Cela dit, il y a quelques traces de coquetterie à quelques endroits, où l'on sent que l'équipe n'a pas réussi à réprimer son besoin d'originalité afin de favoriser l'homogénéité du tout. Le personnage d'Oba en est un bon exemple, lui qui se retrouve parfois affublé d'oreilles de lapin à la Donnie Darko, en train d'errer dans un champ de fleurs évoquant les publicités de Lynch pour la Playstation 2 : le décalage est trop grand, et singularise trop ces séquences par rapport au reste;
A l'inverse, le singe est une trouvaille brillante, parfaitement incorporée quant à elle dans un scénario qui reste autrement tout à fait compréhensible et clair. Ce singe demeure l'énigme de la série, il est une sorte d'allusion incarnée à la légende de Momotaro, qu'il faut bien connaître sous peine de rater pas mal de finesses dans les derniers épisodes (ne serait-ce que pour comprendre ce que vient faire le singe là-dedans, et pourquoi il passe son temps à manger des pêches).
Il en va de même pour les saynètes à chaque début d'épisode, totalement autonomes et formant autant de petits sketches à l'humour cruel : celles-ci servent en quelque sorte d'avertissement à toute personne s'attendant à voir une oeuvre banale : toi qui regarde Kemonozume, abandonne toutes tes illusions.

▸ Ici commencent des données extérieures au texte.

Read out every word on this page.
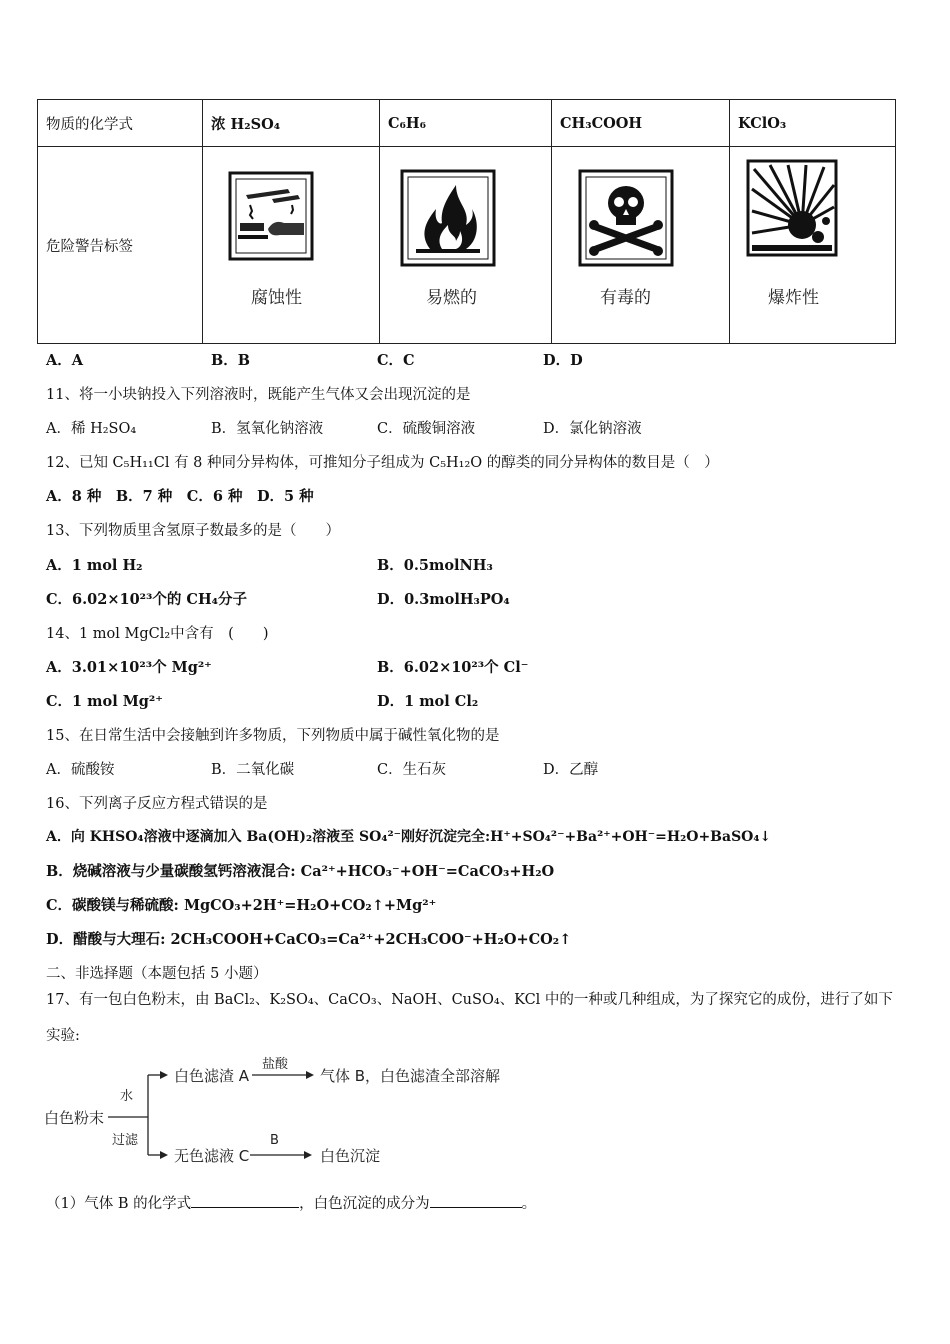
物质的化学式	浓 H₂SO₄	C₆H₆	CH₃COOH	KClO₃
危险警告标签	腐蚀性	易燃的	有毒的	爆炸性
A．A	B．B	C．C	D．D
11、将一小块钠投入下列溶液时，既能产生气体又会出现沉淀的是
A．稀 H₂SO₄	B．氢氧化钠溶液	C．硫酸铜溶液	D．氯化钠溶液
12、已知 C₅H₁₁Cl 有 8 种同分异构体，可推知分子组成为 C₅H₁₂O 的醇类的同分异构体的数目是（　）
A．8 种　B．7 种　C．6 种　D．5 种
13、下列物质里含氢原子数最多的是（　　）
A．1 mol H₂	B．0.5molNH₃
C．6.02×10²³个的 CH₄分子	D．0.3molH₃PO₄
14、1 mol MgCl₂中含有　(　　)
A．3.01×10²³个 Mg²⁺	B．6.02×10²³个 Cl⁻
C．1 mol Mg²⁺	D．1 mol Cl₂
15、在日常生活中会接触到许多物质，下列物质中属于碱性氧化物的是
A．硫酸铵	B．二氧化碳	C．生石灰	D．乙醇
16、下列离子反应方程式错误的是
A．向 KHSO₄溶液中逐滴加入 Ba(OH)₂溶液至 SO₄²⁻刚好沉淀完全:H⁺+SO₄²⁻+Ba²⁺+OH⁻=H₂O+BaSO₄↓
B．烧碱溶液与少量碳酸氢钙溶液混合: Ca²⁺+HCO₃⁻+OH⁻=CaCO₃+H₂O
C．碳酸镁与稀硫酸: MgCO₃+2H⁺=H₂O+CO₂↑+Mg²⁺
D．醋酸与大理石: 2CH₃COOH+CaCO₃=Ca²⁺+2CH₃COO⁻+H₂O+CO₂↑
二、非选择题（本题包括 5 小题）
17、有一包白色粉末，由 BaCl₂、K₂SO₄、CaCO₃、NaOH、CuSO₄、KCl 中的一种或几种组成，为了探究它的成份，进行了如下
实验:
白色粉末
水
过滤
白色滤渣 A
盐酸
气体 B，白色滤渣全部溶解
无色滤液 C
B
白色沉淀
（1）气体 B 的化学式	，白色沉淀的成分为	。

Bref, cette série n'est pas expérimentale, elle ne se veut pas oeuvre d'auteur, ni même oeuvre commerciale : elle est à la croisée, elle tire briallemment parti de toutes ces classes et prend soin de décloisonner les genres et les classements figés depuis bien trop longtemps.
Aux antipodes de Gankutsuou, mais relevant finalement du même désir de révolutionner l'industrie, Kemonozume est à considérer comme l'une des oeuvres les plus marquantes de ce début de millénaire.